The name of a domain contains only small letters, digits and hyphen. The name can’t begin and can’t finish with a hyphen character. The length of the domain’s name is minimum 2 and maximum 63 characters.
^: the string starts with www, followed by a dot character;
[a-z0-9] : the first and the last character of the domain's name can be only a small letter or a digit;
[-a-z0-9]{0,61}: the next characters can be small letters, digits or a hyphen character.
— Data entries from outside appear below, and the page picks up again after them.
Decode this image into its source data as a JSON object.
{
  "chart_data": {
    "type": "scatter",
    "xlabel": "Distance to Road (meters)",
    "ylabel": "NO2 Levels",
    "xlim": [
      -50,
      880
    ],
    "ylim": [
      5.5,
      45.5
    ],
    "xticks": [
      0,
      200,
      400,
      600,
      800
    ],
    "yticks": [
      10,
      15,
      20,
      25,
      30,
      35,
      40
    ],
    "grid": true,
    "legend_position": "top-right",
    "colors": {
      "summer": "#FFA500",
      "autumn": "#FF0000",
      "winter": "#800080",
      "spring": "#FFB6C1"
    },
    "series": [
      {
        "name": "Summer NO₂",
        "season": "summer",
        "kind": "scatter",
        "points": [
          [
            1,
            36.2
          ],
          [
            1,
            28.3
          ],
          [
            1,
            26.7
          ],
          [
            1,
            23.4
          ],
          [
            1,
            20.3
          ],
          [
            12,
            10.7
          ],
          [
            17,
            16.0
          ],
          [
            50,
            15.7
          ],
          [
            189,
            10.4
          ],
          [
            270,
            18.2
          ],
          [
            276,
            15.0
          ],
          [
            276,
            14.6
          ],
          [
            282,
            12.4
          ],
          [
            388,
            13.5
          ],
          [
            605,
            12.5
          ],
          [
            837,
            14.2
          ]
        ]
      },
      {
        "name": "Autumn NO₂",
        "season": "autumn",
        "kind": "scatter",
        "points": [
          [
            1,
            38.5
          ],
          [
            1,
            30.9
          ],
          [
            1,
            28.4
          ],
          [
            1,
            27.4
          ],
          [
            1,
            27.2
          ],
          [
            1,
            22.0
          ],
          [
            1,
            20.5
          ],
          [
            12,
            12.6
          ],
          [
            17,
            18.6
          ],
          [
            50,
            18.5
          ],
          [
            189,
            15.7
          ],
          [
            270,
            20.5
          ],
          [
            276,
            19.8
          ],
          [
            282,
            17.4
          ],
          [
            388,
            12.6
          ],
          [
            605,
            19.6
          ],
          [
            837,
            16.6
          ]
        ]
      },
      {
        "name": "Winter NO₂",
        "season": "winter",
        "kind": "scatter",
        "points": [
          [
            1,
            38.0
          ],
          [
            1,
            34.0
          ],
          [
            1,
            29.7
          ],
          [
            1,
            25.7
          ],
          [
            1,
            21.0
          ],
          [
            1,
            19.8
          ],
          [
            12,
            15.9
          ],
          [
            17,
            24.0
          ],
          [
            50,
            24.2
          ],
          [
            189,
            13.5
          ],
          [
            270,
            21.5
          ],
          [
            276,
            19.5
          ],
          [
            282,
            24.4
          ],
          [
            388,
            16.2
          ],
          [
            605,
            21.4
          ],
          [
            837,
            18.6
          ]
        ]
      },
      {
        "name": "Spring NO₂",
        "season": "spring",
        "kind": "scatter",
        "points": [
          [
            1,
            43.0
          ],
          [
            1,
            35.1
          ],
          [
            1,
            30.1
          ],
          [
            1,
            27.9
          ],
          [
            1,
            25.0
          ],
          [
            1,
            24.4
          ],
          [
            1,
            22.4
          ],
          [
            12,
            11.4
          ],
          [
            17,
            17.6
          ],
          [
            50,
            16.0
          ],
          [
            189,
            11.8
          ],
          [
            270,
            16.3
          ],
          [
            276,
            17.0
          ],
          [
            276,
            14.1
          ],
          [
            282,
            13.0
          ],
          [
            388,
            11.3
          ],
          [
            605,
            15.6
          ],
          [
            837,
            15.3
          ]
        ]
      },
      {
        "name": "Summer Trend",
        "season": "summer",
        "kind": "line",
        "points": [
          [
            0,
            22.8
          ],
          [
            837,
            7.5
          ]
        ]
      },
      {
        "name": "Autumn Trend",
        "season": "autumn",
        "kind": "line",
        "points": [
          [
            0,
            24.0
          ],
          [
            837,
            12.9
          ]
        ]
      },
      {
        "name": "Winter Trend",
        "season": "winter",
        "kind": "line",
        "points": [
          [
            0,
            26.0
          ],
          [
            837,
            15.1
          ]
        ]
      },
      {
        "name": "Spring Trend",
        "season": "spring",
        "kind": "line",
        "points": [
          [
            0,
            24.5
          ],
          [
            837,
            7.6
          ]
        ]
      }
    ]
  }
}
Maximum 61 characters;
The last sequence [a-z0-9][-a-z0-9]{0,61}[a-z0-9] is for the Top-Level domain, which is not followed by a dot.
The strings that are represented by this pattern are 1, 4 and 6.
Problem 2
Write a regular expression describing a set of strings formed to the following rules:
1. Contain only lowercase letters of the English alphabet and the character '.';
2. Start and end with the same letter;
3. Contain a sequence of at least one and at most 3 vowels, separated by zero or more characters '.' of a sequence consisting of at least one consonant.
Solution:
The Regular Expression is:
([a-z])[a,e,i,o,u]{1,3}\.*[b-df-hj-np-tv-z]+(\1)
([a-z]) represents the group number 1 that captures the firs letter;
\1 is the number of the group that appears at the end of the string;
[a,e,i,o,u]{1,3} describes sequence of one to three vowels;
\.* the character ‘.’ appears zero to more times;
[b-df-hj-np-tv-z]+ a sequence of consonants, at least one consonant.